Todos los países que han renunciado a su soberanía por un ideal superior se han debilitado. No pongo en duda la existencia del ideal superior, tampoco la necesidad de un bien común por encima del bien nacional, pero si analizo una consecuencia real, irrefutable: la perdida de soberanía no ha logrado fortalecer a las naciones, las ha condenado a la indefensión o a la irrelevancia. ¿Por qué no hemos logrado un orden internacional capaz de suplantar a la soberanía? ¿Por qué no hemos conseguido un equilibrio de naciones que construyan algo más perdurable y justo? La respuesta a estas cuestiones tan esenciales entra en el ámbito de la especulación política. Lo que no está en la frontera de lo dudoso es la consecuencia real, prístina, evidente: la pérdida de soberanía no ha solucionado los problemas de los Estados-nación.
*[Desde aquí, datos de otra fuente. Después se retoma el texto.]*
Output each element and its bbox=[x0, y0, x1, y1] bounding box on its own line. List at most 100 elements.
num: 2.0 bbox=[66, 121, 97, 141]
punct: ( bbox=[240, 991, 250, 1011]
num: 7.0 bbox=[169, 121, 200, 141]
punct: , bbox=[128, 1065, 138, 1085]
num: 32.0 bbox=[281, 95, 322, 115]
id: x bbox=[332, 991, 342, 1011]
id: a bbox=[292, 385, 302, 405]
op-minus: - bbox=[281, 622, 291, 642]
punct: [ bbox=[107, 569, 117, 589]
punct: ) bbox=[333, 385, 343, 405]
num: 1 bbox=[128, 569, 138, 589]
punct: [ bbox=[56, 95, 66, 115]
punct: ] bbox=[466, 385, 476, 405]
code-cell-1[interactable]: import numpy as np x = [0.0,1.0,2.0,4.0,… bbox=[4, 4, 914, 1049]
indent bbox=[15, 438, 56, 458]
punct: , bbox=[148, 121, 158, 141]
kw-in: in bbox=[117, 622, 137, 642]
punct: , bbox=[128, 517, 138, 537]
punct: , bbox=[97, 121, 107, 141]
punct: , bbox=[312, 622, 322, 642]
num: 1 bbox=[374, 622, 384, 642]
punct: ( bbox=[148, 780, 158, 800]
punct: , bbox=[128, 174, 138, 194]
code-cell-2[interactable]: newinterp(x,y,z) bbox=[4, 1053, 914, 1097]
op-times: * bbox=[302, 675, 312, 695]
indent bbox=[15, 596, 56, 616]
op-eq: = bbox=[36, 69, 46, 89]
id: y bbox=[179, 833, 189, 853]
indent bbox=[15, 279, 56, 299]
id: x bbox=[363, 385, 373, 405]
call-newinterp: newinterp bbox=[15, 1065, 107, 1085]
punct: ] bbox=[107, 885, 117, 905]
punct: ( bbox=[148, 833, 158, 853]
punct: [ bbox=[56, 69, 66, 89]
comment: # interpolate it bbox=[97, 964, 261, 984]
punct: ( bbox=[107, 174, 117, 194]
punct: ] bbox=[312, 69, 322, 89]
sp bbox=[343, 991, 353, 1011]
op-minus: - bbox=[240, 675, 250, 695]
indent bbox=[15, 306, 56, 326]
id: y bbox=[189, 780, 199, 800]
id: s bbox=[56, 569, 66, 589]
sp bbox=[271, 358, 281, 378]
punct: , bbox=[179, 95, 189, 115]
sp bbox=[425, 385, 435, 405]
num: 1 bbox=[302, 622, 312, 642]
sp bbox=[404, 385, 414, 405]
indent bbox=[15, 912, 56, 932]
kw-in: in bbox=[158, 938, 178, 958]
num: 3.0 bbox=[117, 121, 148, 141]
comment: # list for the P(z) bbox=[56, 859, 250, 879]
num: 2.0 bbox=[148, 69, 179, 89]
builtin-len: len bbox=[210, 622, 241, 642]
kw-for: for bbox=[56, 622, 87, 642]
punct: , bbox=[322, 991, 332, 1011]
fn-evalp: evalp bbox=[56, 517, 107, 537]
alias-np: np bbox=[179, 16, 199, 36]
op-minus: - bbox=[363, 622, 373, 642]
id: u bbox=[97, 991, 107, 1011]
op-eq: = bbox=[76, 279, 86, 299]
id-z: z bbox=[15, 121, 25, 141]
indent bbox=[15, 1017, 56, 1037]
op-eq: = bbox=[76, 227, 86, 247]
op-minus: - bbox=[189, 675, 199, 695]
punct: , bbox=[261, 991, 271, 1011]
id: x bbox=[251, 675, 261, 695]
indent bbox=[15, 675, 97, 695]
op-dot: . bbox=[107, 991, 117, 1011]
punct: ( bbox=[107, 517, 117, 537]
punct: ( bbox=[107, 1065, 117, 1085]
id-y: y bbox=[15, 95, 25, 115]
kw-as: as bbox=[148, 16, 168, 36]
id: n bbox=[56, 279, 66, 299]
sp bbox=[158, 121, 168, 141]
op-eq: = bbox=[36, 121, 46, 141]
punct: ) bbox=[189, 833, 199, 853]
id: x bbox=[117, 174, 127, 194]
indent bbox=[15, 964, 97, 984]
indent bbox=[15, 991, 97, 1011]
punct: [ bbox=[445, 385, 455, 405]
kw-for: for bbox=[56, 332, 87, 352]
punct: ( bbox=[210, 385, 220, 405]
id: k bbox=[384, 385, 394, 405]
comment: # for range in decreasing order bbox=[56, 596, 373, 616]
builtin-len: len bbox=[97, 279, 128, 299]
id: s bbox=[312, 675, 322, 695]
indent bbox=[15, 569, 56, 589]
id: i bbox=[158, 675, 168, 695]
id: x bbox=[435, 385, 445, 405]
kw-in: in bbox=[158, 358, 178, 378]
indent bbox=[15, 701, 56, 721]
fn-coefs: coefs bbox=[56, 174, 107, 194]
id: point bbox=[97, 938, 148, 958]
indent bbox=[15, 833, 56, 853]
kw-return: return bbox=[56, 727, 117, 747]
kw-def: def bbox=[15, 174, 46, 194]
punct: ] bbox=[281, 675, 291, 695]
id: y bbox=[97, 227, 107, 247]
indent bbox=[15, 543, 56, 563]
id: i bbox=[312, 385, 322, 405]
Por eso, cuando los cantos de sirena del globalismo nos anuncian este falso evangelio del nuevo orden mundial, tenemos que examinar con pinzas las consecuencias de nuestras renuncias voluntarias. Si ya de por sí es una suprema desgracia que no exista un proyecto nacional viable, si es ya una tragedia la falta de visión de nuestra clase dirigente, la renuncia unilateral a la soberanía nos condenaría a ser, para siempre, un convidado de piedra más, un jugador de tercera división en la escena del poder global. Tal vez nosotros estemos dispuestos a semejante acto de mediocridad, pero ¿y nuestros hijos?

La majestad del pueblo, la maiestas populi, no debe convertirse en la moneda de cambio de los políticos de turno. Hay fronteras que deben respetarse. Sin soberanía no existiría el Perú, no hay grandeza, ni trayectoria, ni destino.